麻雀において勝率の上下というのは運の振れ幅で決定されているだけで、実力が変わったことで勝てなくなったということはない。
ある日、突然に連勝できるようになったとしても、それはたまたまであって、急に強くなったわけでもないし、連敗が続いたとしても、弱体化したわけでもなく偶然でしかない。
もちろん打つ場所、ルール、対戦相手によって状況が変化することはある。だが基本的に打ちなれた場であれば突然に強くなったり弱くなったりすることはない。そのため勝率の変化というのは自分には関係のないことが多い。
(もし影響があるなら体調が一番かな……)
・段位戦で「勝てなくなった」という相談
「上の卓(ランク)に行ったら勝てなくなった」という話をよく聞く。
まぁ、よくある話だろう。上位卓に行ったら強豪が多いので勝てなくなった、というものだ。麻雀において、これを「相手が強いから自分では勝てないんだ」と思うのは誤りである。
いつも言っているように運ゲーが基本の麻雀において実力差など大して影響しない。
正しくは「相手が強いので勝率が減った」だけなのだ。
そう、別にアナタは弱くなったわけではない(ただし相手が強くなったのは確かだ、しかし)。
だから負けているのではない。
「勝ちを拾いにくくなっている」だけなのだ。
下位卓では10回やったら8回は勝てていたとしよう。
上位卓では10回やったら4回がせいぜいだとする。
まず下位の卓で勝ち越せる理由は「あなたが強いから」ではなく、「周りが弱いから」と断言できる。

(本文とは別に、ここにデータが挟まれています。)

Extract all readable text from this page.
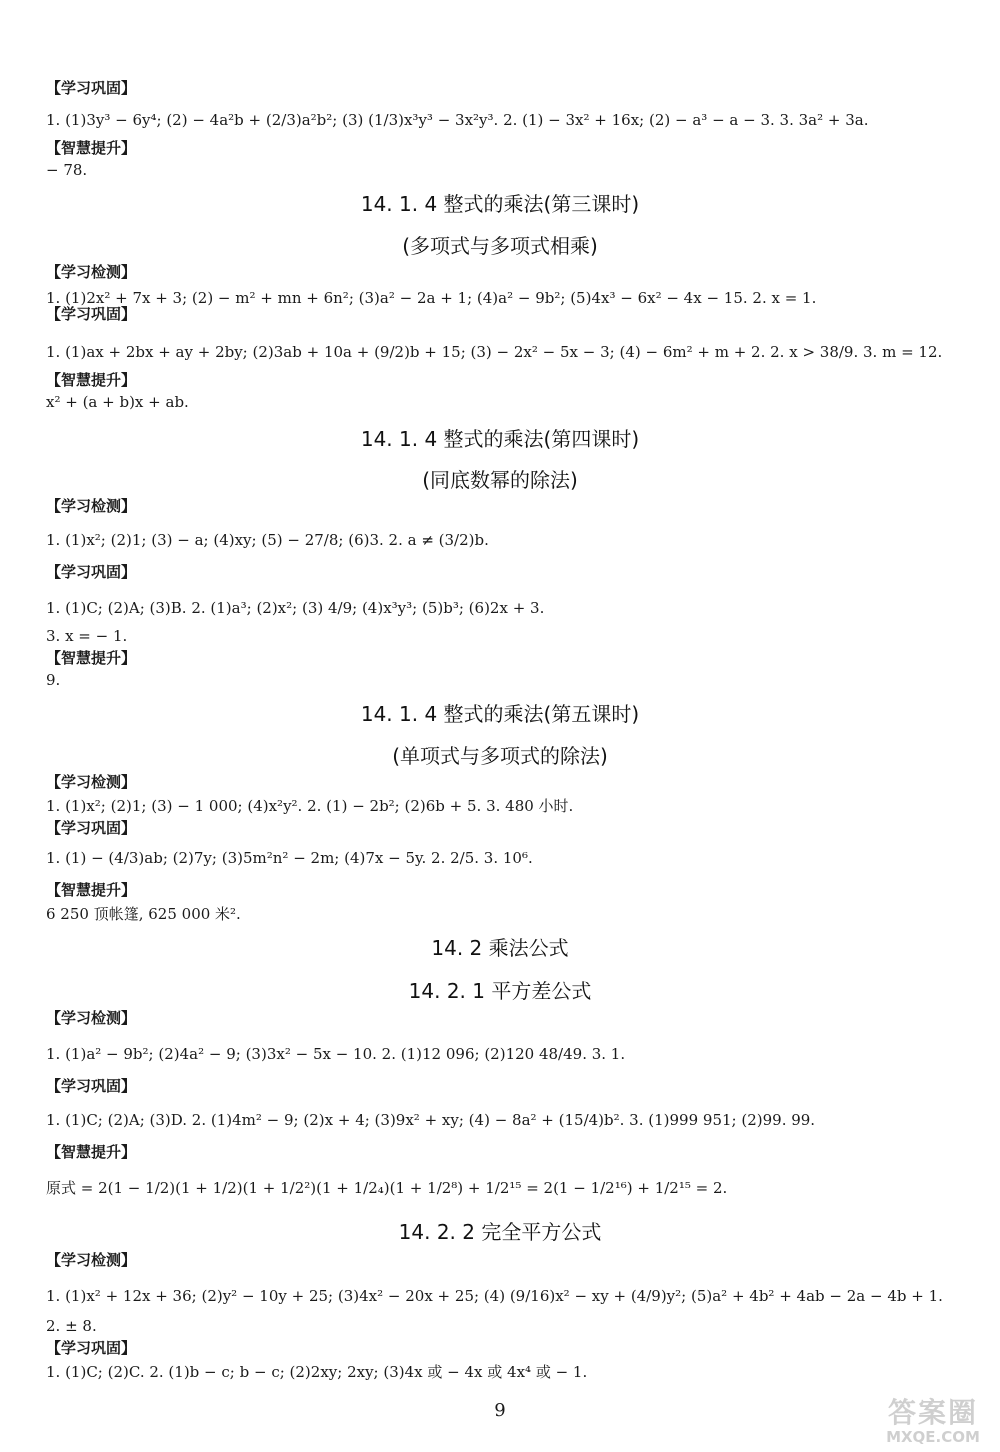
【学习巩固】
1. (1)3y³ − 6y⁴; (2) − 4a²b + (2/3)a²b²; (3) (1/3)x³y³ − 3x²y³. 2. (1) − 3x² + 16x; (2) − a³ − a − 3. 3. 3a² + 3a.
【智慧提升】
− 78.
14. 1. 4 整式的乘法(第三课时)
(多项式与多项式相乘)
【学习检测】
1. (1)2x² + 7x + 3; (2) − m² + mn + 6n²; (3)a² − 2a + 1; (4)a² − 9b²; (5)4x³ − 6x² − 4x − 15. 2. x = 1.
【学习巩固】
1. (1)ax + 2bx + ay + 2by; (2)3ab + 10a + (9/2)b + 15; (3) − 2x² − 5x − 3; (4) − 6m² + m + 2. 2. x > 38/9. 3. m = 12.
【智慧提升】
x² + (a + b)x + ab.
14. 1. 4 整式的乘法(第四课时)
(同底数幂的除法)
【学习检测】
1. (1)x²; (2)1; (3) − a; (4)xy; (5) − 27/8; (6)3. 2. a ≠ (3/2)b.
【学习巩固】
1. (1)C; (2)A; (3)B. 2. (1)a³; (2)x²; (3) 4/9; (4)x³y³; (5)b³; (6)2x + 3.
3. x = − 1.
【智慧提升】
9.
14. 1. 4 整式的乘法(第五课时)
(单项式与多项式的除法)
【学习检测】
1. (1)x²; (2)1; (3) − 1 000; (4)x²y². 2. (1) − 2b²; (2)6b + 5. 3. 480 小时.
【学习巩固】
1. (1) − (4/3)ab; (2)7y; (3)5m²n² − 2m; (4)7x − 5y. 2. 2/5. 3. 10⁶.
【智慧提升】
6 250 顶帐篷, 625 000 米².
14. 2 乘法公式
14. 2. 1 平方差公式
【学习检测】
1. (1)a² − 9b²; (2)4a² − 9; (3)3x² − 5x − 10. 2. (1)12 096; (2)120 48/49. 3. 1.
【学习巩固】
1. (1)C; (2)A; (3)D. 2. (1)4m² − 9; (2)x + 4; (3)9x² + xy; (4) − 8a² + (15/4)b². 3. (1)999 951; (2)99. 99.
【智慧提升】
原式 = 2(1 − 1/2)(1 + 1/2)(1 + 1/2²)(1 + 1/2₄)(1 + 1/2⁸) + 1/2¹⁵ = 2(1 − 1/2¹⁶) + 1/2¹⁵ = 2.
14. 2. 2 完全平方公式
【学习检测】
1. (1)x² + 12x + 36; (2)y² − 10y + 25; (3)4x² − 20x + 25; (4) (9/16)x² − xy + (4/9)y²; (5)a² + 4b² + 4ab − 2a − 4b + 1.
2. ± 8.
【学习巩固】
1. (1)C; (2)C. 2. (1)b − c; b − c; (2)2xy; 2xy; (3)4x 或 − 4x 或 4x⁴ 或 − 1.
9	答案圈
MXQE.COM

まぁ、相対的に言えばどっちも同じなのだが、厳密には「相手がミスを多くしてくれるから、自分の勝ちが多くなっている」のである。
上位卓に行くとみんなミスをしない。純粋な1/4の運ゲーを繰り返すことになる。
そうなれば下位の卓に比べて勝率が落ちるのは当たり前である。
「自分の実力が足りないから勝てない」のではなく、「ボーナスゲームを拾いにくくなった」という競争率の話なのだ。
「ここまでダッシュ出来た人だけクジ引きに参加できまーす!」と言われて、下位の卓ではそもそも辿り着ける人が少なかったので、結果として勝率もよかった。
上位の卓ではみんながこぞってクジ引きに押し寄せるようになる。自分一人だけというわけにはいかない。
クジで抽選結果を受けられる効率が悪くなっている。その結果、勝率が落ちるのだ。
「クジ引きで勝つか負けるか」は運ゲーである。参加できるようにさえなっていれば、あとは別に実力が及ぶことはない。
参加できるようにすることが大事なのである。
(でも押し引きはちゃんとしようね)
・確率の壁を突破するには
ではこれまで勝率8/10だったゲームが、勝率4/10になったときに勝ち越せるようにするためにはどうすればいいのか?
単純に抽選回数を増やすしかない。
これまで100半荘して1000ポイント稼いでいたとしよう。その効率が落ちたのであれば、200半荘で1000ポイント稼ぐゲームに変化したというだけである。
実際にそうである。
加えて上記のように卓内における1/4運ゲーが極まって勝ちを拾いにくくなっている。
効率が悪くなったことを「勝てなくなった」「実力が足りないのかな?」と錯覚するのである。
「いや、だから実際に勝ててないやん」というツッコミはあるだろう。
それは実力の話ではなく、より純粋な運ゲーに近づいただけなのだ、という話である。つまり「勝てなくなったのは自分のせいだ、何かやらなきゃ」ということではないのだ。
実際に勉強をしたり検討をしたりは必要だが、「必要以上に悩まなくていい」ということである。
勝てないのは自分のせいではない。勝率が落ちたのは自分が弱いからではない。
実力伯仲でより運任せになって効率が落ちているだけなのだ。これまで順調に勝ち越せていたのは運ゲー以前のところで実力差がありすぎる恩恵だったのだ。
この違いを解ってもらいたい。
・麻雀超人は存在するか?
「麻雀が超強い人で、誰とやっても100戦やって100戦は勝てるよ」という人類は存在しない。プロでさえ、そこそこの中級者に負ける。
麻雀とはある程度からは実力よりも運のゲームになっていくのだ。
だから「超人」は存在しない。
ゲーム内の段位やランキングで上位にいるプレイヤーが神がかって見えたとして、実はそれは強さよりも「他人よりも数多く麻雀を打っている」ことが条件だったりする。
まぁそれだけ集中できるのを強さと言えばそうだが。
ところでこのトピックを書いていて思ったが、「俺は勝つのが好きなんだよ!!」という人が上位卓はつまらないと感じるのは当然である。
単純に実力で勝ちにくくなって運ゲーが加速しているだけなのだから。